Ti è mai capitato, anche solo per un attimo, di sentire di non aver colto davvero l’attimo presente? Di non aver sfruttato pienamente l’opportunità che avevi davanti? È una sensazione sottile: non è dolore, né un crollo emotivo, né qualcosa di preciso che è andato storto… è solo un lieve senso di “che peccato”.
Nel mio articolo precedente “Ti sembra che tutto sia irreale, come se guardassi il mondo attraverso qualcosa?”, ho parlato della sensazione di irrealtà. Ma qui questa sensazione sembra avere un peso minore, anche se è comunque presente. Entrambe, però, derivano dallo stesso fenomeno: una disconnessione causata dal non vivere pienamente nel presente. Se prima il focus era sull’esperienza piena del momento, in questo testo voglio invece parlare di un altro aspetto: il pieno utilizzo del momento.
A volte possiamo cogliere quell’attimo in cui percepiamo di non essere davvero presenti. Lo notiamo, ma non sappiamo come fare a utilizzare meglio quel momento. Se ci riflettiamo, ci viene da pensare: “Mi sembra che avrei potuto fare qualcosa, ma non l’ho fatto. Ma cosa, esattamente?” È come se un velo invisibile nascondesse ciò che in quel momento era davvero possibile fare.
Alla radice di questa sensazione c’è il fatto che non abbiamo fatto ciò che, nel profondo, desideravamo fare. Ma spesso nemmeno ne siamo consapevoli. Come mai accade tutto questo?
Nel quotidiano accumuliamo tante piccole esperienze che ci fanno paura o ci creano ansia. Senza accorgercene, il nostro cervello cerca di proteggerci bloccando, distorcendo o razionalizzando queste esperienze per farci sentire che la vita procede “normalmente”. Ma così facendo, le nostre esigenze più autentiche vengono nascoste e la percezione del mondo si restringe. Non perché il mondo sia davvero più piccolo, ma perché il cervello, nel filtrare i rischi, filtra anche le opportunità. E i nostri desideri più profondi restano sepolti.
Per esempio, se non voglio che uno sconosciuto mi parli in metropolitana, il cervello potrebbe spingermi a rifugiarmi nel mio mondo interiore, riducendo le occasioni di interazione. Ma il vero racconto non è “non voglio parlare con gli sconosciuti”. È che temo di non essere accettato, di essere giudicato o frainteso. In realtà, il mio vero desiderio potrebbe essere proprio quello di connettermi con gli altri.
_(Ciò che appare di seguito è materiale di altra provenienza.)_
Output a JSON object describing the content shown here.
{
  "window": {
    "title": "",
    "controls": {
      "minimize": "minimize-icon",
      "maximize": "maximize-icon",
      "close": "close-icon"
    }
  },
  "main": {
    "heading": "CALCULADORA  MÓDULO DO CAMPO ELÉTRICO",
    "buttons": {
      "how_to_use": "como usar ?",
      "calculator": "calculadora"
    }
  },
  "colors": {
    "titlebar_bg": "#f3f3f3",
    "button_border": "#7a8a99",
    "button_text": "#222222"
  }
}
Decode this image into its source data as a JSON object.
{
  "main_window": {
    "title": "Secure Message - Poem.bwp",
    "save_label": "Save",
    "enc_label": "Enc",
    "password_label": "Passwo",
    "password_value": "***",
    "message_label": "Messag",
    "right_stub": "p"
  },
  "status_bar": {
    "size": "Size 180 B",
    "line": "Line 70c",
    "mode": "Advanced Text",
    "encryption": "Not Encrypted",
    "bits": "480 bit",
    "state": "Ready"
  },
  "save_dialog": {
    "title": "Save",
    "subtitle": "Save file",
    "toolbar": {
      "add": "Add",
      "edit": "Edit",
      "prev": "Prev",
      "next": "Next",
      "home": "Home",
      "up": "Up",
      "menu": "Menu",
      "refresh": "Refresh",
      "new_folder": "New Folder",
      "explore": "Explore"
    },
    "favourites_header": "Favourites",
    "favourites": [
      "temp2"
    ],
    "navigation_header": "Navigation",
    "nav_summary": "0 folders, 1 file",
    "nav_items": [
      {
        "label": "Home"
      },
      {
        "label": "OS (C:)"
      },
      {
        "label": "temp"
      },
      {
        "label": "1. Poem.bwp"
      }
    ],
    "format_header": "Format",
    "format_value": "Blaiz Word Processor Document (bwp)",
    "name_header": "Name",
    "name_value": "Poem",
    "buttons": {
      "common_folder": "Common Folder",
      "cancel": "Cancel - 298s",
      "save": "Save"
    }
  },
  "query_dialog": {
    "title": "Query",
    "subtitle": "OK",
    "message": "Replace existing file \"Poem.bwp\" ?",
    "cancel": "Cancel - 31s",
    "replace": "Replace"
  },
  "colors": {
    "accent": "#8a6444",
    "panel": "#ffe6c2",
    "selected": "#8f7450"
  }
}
Così, quella che chiamiamo “vita normale” è in realtà una versione della vita pesantemente filtrata dal nostro cervello.
Per questo, oltre a ricordarti di ascoltare regolarmente la tua voce interiore e provare a seguirla, potresti anche cercare una guida. Qualcuno che ti accompagni a vivere davvero—ogni esperienza, ogni parte, ogni istante. Questo ti permetterà di prendere consapevolezza delle parti della vita che il cervello ha nascosto, e di vedere con chiarezza le paure o le ansie che lo hanno fatto. Solo così potrai recuperare il tuo potere di scelta, e tornare a essere il sovrano della tua vita.
Un piccolo promemoria:
Se lungo il cammino ti senti bloccato o in un punto morto, valuta l’idea di affidarti a un coach professionista. Oppure a un insegnante di mindfulness, che ti aiuti a rivedere le parti di vita che il tuo cervello ha inconsciamente “filtrato”.
(Hai mai vissuto un momento del genere? Quando l’opportunità era lì, davanti a te… ma per esitazione, paura, o un’abitudine inconscia all’evitamento… alla fine l’hai lasciata andare?)